Once I make the decision to commit, I give it my all until I cannot possibly do it any longer.
My ex husband, after almost 5 years started not coming home for a week at a time. He'd call, saying he was on his way home from work and did I need anything, and then never show up...finally strolling in after a week. The first time he did it, I told him it was unforgivable and that it had better not happen again. The second time he did it, I said nothing because what was worse than something being unforgiveable. Then, Halloween morning of 96, we had our last argument. He left just after that and again I didn't see him for a week. When he walked in the door finally, I said, "Did you come to pick up your stuff?" He said, "Yes." I said, "Good." And, that was that.
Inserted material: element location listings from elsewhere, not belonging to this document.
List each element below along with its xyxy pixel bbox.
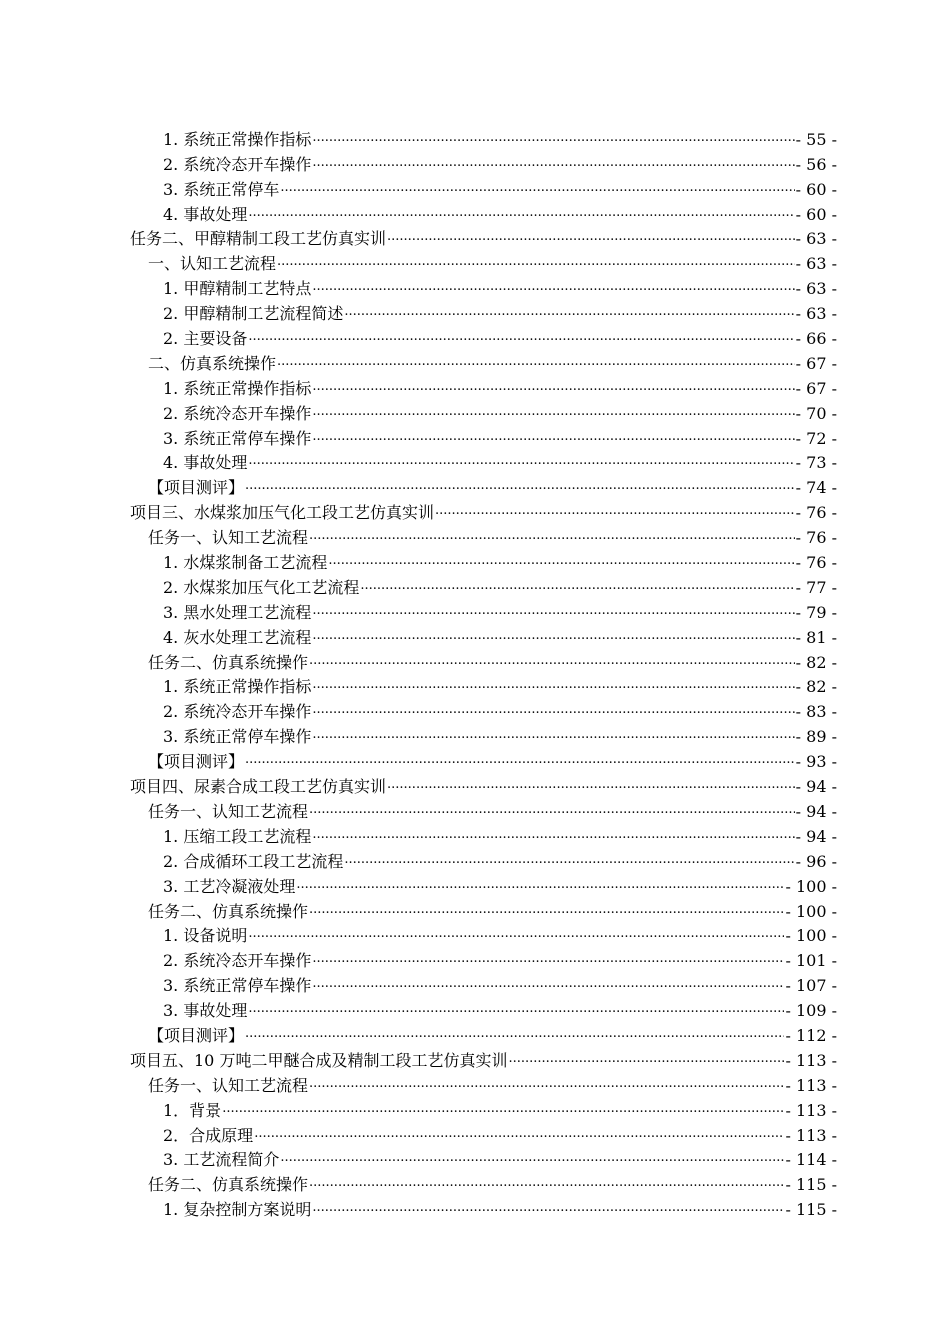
toc-entry-title: 【项目测评】 — [148, 752, 245, 772]
toc-entry[interactable] — [130, 200, 837, 225]
toc-dot-leader — [245, 1026, 784, 1046]
toc-dot-leader — [280, 180, 794, 200]
toc-dot-leader — [309, 802, 795, 822]
toc-entry[interactable] — [130, 747, 837, 772]
toc-dot-leader — [248, 329, 794, 349]
toc-entry-title: 4. 灰水处理工艺流程 — [163, 627, 312, 647]
toc-entry[interactable] — [130, 349, 837, 374]
toc-page-number: - 70 - — [795, 403, 837, 423]
toc-entry-title: 1. 甲醇精制工艺特点 — [163, 279, 312, 299]
toc-dot-leader — [245, 478, 795, 498]
toc-dot-leader — [309, 1076, 784, 1096]
toc-page-number: - 82 - — [795, 677, 837, 697]
toc-dot-leader — [312, 404, 794, 424]
toc-page-number: - 101 - — [785, 951, 837, 971]
toc-entry[interactable] — [130, 324, 837, 349]
toc-page-number: - 109 - — [785, 1001, 837, 1021]
toc-entry[interactable] — [130, 175, 837, 200]
toc-dot-leader — [254, 1126, 784, 1146]
toc-page-number: - 60 - — [795, 179, 837, 199]
toc-entry-title: 1. 系统正常操作指标 — [163, 378, 312, 398]
toc-entry[interactable] — [130, 1121, 837, 1146]
toc-dot-leader — [312, 279, 794, 299]
toc-dot-leader — [312, 702, 794, 722]
toc-dot-leader — [309, 528, 795, 548]
toc-dot-leader — [312, 603, 794, 623]
toc-entry[interactable] — [130, 797, 837, 822]
toc-entry-title: 1. 系统正常操作指标 — [163, 677, 312, 697]
toc-entry-title: 2. 系统冷态开车操作 — [163, 951, 312, 971]
toc-entry[interactable] — [130, 772, 837, 797]
toc-dot-leader — [387, 777, 795, 797]
toc-page-number: - 67 - — [795, 353, 837, 373]
toc-page-number: - 77 - — [795, 577, 837, 597]
toc-entry[interactable] — [130, 573, 837, 598]
toc-page-number: - 76 - — [795, 553, 837, 573]
toc-entry[interactable] — [130, 598, 837, 623]
toc-dot-leader — [360, 578, 794, 598]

My last relationship lasted almost 3 years and ended almost a year ago now. He was a military man, spent 10 years in and so I was the first woman he's ever lived with. It was also his first time in a parenting situation. Over the course of the relationship, he started out nice to the kids and gradually got more and more mean. When he crossed the line into abuse, he had to go. He had given a couple of hard spanks and I let him have it for that but the last time, he shoved my little one down to the floor for touching his flashlight. So, I got rid of the man and grandma gave my little one a flashlight of his own.
3 is a magic number for me. The first time, I can get over...pass it off as an accident, whatever. The second time, really pisses me off and I don't get over it. The 3rd time, it's bye-bye honey! If one makes the same "mistake" three times, it's no longer a mistake or an accident.